Let it “cook cook” for a while. 

Season with more soy sauce to your liking. When the fish head is cooked, take it out

My grandma doesn’t ladle too much soup on the plate with the fish head, so that less soup would be mixed with bones. She scoops out the vegetables on a separate plate

She adds in my favourite fish eggs. As they cook, they release little tiny bubbles of eggs into the soup, thickening the soup. Once done, she scoops them out

From a pot of water, we dished 3 plates with such distinct flavours. 

Pair the dishes with your favourite chilli sauce, or my grandma’s homemade garlic chilli


I savour my meal times with the people I love. I eat to their pace. I listen to the eagerness in their voice — to repeat the stories that she couldn’t tell me in person. 

I am fed so much love every time I’m at my grandma’s house. 

*In parts of Southeast Asia, tamarind is known as “assam” in the local Malay language.

Megan Sin.
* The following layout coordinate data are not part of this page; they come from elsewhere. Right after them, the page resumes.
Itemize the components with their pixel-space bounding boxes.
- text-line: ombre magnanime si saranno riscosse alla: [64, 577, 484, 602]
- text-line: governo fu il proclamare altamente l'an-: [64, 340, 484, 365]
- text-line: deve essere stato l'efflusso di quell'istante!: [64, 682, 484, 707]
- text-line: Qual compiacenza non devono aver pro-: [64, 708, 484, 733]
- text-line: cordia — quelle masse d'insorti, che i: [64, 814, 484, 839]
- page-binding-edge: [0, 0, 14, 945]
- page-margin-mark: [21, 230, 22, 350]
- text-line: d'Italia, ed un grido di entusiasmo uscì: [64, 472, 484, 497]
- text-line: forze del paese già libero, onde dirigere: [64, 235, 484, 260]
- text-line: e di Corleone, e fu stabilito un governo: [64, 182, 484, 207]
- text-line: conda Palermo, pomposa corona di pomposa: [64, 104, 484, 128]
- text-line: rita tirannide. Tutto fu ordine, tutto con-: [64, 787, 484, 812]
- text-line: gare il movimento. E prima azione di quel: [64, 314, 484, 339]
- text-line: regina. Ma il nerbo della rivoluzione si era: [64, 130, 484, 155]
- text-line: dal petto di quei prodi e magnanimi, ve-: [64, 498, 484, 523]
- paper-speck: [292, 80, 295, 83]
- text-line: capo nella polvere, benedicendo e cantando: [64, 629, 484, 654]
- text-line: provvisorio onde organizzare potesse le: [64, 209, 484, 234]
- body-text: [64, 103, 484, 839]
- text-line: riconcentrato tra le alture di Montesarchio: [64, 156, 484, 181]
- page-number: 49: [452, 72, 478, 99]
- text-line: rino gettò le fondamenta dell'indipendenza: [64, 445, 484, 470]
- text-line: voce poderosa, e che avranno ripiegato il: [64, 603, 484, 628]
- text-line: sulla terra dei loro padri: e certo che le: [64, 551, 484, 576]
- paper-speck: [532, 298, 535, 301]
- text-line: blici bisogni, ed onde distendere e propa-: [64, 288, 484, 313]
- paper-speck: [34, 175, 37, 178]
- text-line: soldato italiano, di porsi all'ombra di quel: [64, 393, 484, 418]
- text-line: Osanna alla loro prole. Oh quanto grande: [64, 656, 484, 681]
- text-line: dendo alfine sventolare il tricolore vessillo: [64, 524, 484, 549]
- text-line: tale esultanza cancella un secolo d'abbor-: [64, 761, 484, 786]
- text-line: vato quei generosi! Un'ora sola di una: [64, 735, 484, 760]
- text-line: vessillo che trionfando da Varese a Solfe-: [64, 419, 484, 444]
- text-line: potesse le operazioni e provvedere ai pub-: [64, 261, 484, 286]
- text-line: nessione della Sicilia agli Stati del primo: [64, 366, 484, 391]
I write while I dream, while I sleep. I write before I eat and after I eat. 
As a fresh graduate from university, I’m currently floating on a cloud, figuring out my vocation. In the midst of this chaotic isolation, I am thankful for my sheltering white walls that offer me a space to reflect – white walls that remind me how blessed I am to be surrounded by people who express their love for me by feeding me good food.